GRAPPA Anton Pannekoek Institute

Possible Bachelor Projects

Below you find description of prospective bachelor projects. Feel free to contact me, if you have some other ideas/wishes that would fit my research expertise. Jacco Vink


Applying astrophysics of tenuous plasmas applied to laboratory settings used for chip lithography

Supernova remnants consists of a shell of hot plasma, 106 - 108 Kelvin. These X-ray emitting plasmas have interesting physical processes: the density is so low (1 atom cm-3) and the time scale so short (few hundred to few thousands years) that the number of atom-electrons collisions is very limited. As a result the gas may not be in ionisation equilibrium (low ionisation given despite the high temperature) and the gas may not be in thermal equilibrium: electrons and ions have different temperatures, or perhaps even have a non-thermal distribution. The parameter that governs these processes is n_e t (electron density times age).

For this project we are going to explore the same physics, but in the context of a laboratorium setting, which is used to explore the chip lithography physics by for example ASML. In order to create EUV light lasers vaporise tin droplets creating a tin plasma, which shines in EUV. In this case the plasma is much denser (1019 atoms cm-3) but the time scales much shorter. So a question is whether the tin plasma is out of equilibrium as well. For this project we are going to use the tools of X-ray spectroscopy of supernova remnants and apply them to tin plasma's.

We do this in collaboration with Oscar Versolato and John Sheil from the ARCNL lab.

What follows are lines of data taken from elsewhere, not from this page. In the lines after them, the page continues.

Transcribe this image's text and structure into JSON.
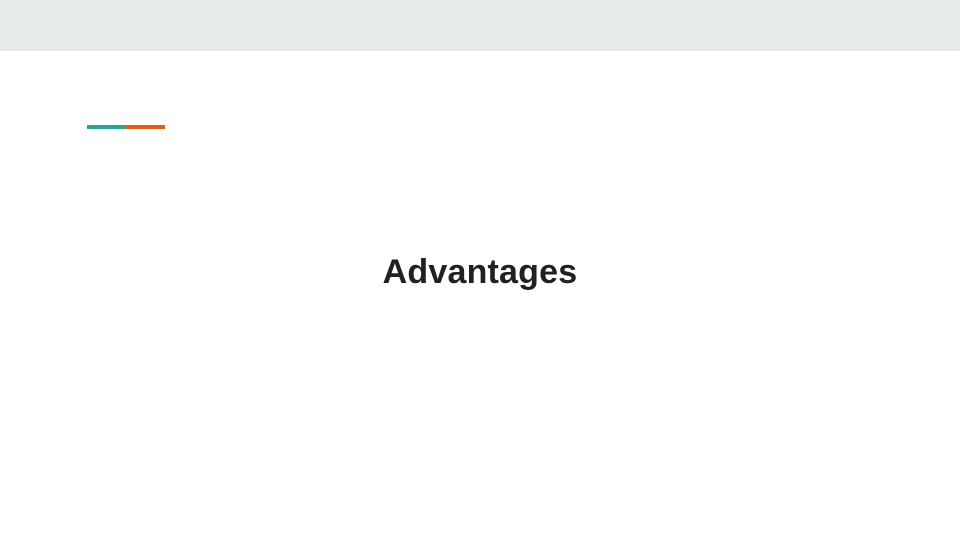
{
  "slide": {
    "title": "Advantages"
  },
  "colors": {
    "top_band": "#e8ebec",
    "accent_teal": "#26a69a",
    "accent_orange": "#e0620f",
    "title_text": "#212121"
  }
}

ARCNL is a public-private partnership established by the Dutch Research Council (NWO), the University of Amsterdam (UvA), the Vrije Universiteit (VU) and semiconductor equipment manufacturer ASML. The work has some some data analysis and theoretical aspects.

The X-ray signatures of dust destruction in supernova remnants

The supernova remnant Cas A contains a lot of silicate dust grains. According to some most silicon can even be locked up in grains. However, in the hot plasma this dust is being destroyed due to collisions with ions and electrons. This should leave an X-ray spectral signature that we should be able to detect with the upcoming X-ray satellite mission XRISM. The reason is that the destruction leads to continuous injection of weakly ionised silicon atoms, which radiate a different spectral energy than the silicon injected from the start.

In this project we are going to model this effect. We estimate the silicon injection rates, and calculate the distribution of n_e t (see previous described project) for silicon, compared to elements not in grains. And then we simulate what the X-ray spectrum at high spectral resolution (for XRISM) will look like.

Principal component analysis of X-ray data from supernova remnants

Principal component analysis (PCA) is a statistical tool to describe the variations in a data set. For this project you use PCA on X-ray images made with very specific energies, in order to characterise the spectral variation. We then use the PCA to identify important spectral components and will extract spectra from regions in the supernova remnant where a certain PC is very prominent.

The supernova remnants considered are Kepler's SNR, Cas A, Tycho's SNR, MSH 11-54. This project will be co-supervised by postdoc Amael Ellien.


The Hα morphology of the shocks of SN1006

SN1006 is a large supernova remnant (SNR) and one of best studied when it comes to study shocks and shock acceleration in SNRs. In 2009 E. Helder/J. Vink obtained optical spectroscopic data to study the Hα emission from two shock regions. The data were never published, as the spectra were to noisy for the scientific goals. But the accomponying optical data showed that the Halpha emission had a broader spatial profile than expected. This could be related to the low density around SN1006. (The image shows a complete mosaic by Winkler et al. 2014)

SN1006 X-rays

For this study the spatial profiles will be measured and analysed, and then interpreted in the context of the theory of neutral charge exchange reactions. Chiefly, 1) can we use this to measure the density near the shock? 2) what does it tell us about how neutral the pre-shock gas is?

The data can also be combined with X-ray observations by Chandra or XMM-Newton (see lower image).